The incidence of endometrial cancer (EC) is increasing worldwide, however, therapeutic options for EC are limited and novel therapeutic targets for EC are required. We reanalyzed RNA-seq data of EC registered in The Cancer Genome Atlas and found significant upregulation of transcription factor LIM homeobox1 (LIM1) in stages II-IV compared to stage I of EC patients. LIM1-knocked down (LIM1-KD) and Control sublines were established using HEC50B cell line and then RNA-sequence results were analyzed by Ingenuity pathway analysis (IPA). It revealed enrichment of CREB signaling-related genes among differentially expressed genes between Control and LIM1-KD sublines. Also, decreased levels of phosphorylated CREB were observed in LIM1-KD subline. In the Xenograft model used by HEC50B sublines, tumor growth was significantly suppressed in the LIM1-KD subline compared to Control subline. Immunofluorescent staining showed decreased phosphorylation of CREB in LIM1-KD-derived tumors.
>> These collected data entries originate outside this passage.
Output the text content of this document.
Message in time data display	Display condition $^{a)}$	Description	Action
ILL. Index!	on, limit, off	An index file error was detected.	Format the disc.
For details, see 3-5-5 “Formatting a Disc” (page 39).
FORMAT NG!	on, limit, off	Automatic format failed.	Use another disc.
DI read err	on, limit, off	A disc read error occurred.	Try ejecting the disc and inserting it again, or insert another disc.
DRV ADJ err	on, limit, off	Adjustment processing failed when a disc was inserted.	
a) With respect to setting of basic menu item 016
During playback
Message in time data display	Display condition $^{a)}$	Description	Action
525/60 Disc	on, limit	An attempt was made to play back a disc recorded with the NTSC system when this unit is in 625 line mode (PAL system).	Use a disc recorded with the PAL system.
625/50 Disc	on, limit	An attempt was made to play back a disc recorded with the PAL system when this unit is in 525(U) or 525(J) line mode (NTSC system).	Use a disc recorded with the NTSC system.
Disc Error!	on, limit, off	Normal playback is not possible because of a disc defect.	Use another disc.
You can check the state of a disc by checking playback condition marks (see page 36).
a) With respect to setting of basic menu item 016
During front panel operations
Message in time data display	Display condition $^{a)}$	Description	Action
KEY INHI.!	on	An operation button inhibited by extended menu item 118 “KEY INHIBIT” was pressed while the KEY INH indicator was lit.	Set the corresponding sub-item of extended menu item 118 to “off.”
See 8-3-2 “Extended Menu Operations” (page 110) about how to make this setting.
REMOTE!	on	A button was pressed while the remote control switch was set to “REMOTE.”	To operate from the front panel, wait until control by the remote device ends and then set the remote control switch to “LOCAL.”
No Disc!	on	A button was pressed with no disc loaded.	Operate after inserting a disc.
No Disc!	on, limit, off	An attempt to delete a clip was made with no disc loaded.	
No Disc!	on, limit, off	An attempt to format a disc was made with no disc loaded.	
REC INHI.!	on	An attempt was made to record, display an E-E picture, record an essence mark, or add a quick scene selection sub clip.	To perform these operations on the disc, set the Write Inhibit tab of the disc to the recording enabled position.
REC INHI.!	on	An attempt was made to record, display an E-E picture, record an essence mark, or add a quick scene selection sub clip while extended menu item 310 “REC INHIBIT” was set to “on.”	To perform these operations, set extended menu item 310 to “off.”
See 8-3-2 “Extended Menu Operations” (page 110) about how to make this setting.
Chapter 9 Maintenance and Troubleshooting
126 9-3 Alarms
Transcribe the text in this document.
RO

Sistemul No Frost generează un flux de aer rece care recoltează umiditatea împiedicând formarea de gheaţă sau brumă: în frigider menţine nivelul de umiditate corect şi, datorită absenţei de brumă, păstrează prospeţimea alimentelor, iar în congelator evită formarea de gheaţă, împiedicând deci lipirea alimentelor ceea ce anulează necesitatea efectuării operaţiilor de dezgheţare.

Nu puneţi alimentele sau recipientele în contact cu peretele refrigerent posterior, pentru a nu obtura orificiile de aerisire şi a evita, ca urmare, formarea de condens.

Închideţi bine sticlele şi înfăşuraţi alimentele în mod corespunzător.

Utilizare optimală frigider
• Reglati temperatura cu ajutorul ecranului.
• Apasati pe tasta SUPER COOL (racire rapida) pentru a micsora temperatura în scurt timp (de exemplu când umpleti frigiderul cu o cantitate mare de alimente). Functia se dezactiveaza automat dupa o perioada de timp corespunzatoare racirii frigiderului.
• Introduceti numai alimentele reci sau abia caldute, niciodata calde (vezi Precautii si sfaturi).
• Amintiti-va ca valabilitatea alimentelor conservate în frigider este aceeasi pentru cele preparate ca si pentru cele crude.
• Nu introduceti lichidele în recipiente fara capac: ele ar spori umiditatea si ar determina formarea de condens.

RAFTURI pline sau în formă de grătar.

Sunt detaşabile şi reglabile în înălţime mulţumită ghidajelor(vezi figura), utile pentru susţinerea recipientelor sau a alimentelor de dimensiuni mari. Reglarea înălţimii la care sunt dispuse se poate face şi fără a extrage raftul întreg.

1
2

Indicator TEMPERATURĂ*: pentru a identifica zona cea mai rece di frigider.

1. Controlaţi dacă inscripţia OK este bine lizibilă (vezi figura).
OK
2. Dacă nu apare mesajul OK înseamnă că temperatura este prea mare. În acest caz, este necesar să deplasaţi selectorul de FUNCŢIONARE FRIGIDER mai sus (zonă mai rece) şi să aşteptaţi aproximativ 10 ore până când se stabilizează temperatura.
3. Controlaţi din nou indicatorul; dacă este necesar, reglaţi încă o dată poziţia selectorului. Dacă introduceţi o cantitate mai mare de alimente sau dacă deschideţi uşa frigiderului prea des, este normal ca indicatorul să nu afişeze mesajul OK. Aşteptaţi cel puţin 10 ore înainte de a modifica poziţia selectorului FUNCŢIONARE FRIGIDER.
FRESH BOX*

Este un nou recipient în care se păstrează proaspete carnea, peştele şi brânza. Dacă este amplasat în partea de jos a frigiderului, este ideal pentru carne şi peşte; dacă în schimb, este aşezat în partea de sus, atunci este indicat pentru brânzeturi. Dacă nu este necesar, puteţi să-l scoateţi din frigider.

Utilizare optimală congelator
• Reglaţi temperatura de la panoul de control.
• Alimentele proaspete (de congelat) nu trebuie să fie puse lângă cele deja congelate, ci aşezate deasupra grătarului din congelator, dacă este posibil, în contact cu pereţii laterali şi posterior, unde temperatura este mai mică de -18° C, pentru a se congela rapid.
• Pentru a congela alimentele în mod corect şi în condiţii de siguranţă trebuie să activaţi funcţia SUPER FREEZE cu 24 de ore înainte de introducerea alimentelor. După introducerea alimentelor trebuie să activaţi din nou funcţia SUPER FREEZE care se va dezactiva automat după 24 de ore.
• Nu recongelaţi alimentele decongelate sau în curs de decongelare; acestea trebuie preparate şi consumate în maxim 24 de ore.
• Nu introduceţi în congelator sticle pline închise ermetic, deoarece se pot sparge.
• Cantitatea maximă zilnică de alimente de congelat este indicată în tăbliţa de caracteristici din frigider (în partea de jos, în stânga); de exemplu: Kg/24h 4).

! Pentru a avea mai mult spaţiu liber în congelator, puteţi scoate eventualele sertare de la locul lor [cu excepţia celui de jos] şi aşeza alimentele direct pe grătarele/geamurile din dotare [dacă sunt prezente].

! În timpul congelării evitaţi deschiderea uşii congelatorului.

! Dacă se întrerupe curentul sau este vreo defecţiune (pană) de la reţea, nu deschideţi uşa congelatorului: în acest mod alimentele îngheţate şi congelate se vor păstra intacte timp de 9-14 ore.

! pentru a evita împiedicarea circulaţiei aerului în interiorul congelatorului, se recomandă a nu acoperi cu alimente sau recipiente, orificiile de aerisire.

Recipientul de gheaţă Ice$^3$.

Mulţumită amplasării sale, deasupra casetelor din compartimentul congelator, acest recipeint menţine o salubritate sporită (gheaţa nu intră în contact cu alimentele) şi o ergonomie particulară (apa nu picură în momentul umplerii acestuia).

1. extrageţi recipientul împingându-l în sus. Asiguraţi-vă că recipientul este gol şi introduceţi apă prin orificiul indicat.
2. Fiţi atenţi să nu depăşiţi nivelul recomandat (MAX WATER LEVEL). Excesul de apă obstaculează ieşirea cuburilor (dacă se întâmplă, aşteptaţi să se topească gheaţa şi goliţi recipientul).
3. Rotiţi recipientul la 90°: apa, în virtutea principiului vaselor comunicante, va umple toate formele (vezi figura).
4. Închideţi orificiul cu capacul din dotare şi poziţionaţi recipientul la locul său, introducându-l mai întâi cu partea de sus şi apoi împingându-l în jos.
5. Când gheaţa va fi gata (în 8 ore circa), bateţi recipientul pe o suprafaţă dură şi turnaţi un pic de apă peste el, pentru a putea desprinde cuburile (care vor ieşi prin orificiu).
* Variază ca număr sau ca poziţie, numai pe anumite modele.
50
Kaplan-Meier plotter analysis indicated that the high LIM1 expression group had a significantly poorer prognosis. These results suggest that LIM1 in EC progresses tumor growth and malignancy via CREB signaling. mRNA profiles of HEC50B cell line that stably express LIM1 shRNA and control shRNA obtained by deep sequencing using illumina NextSeq 500.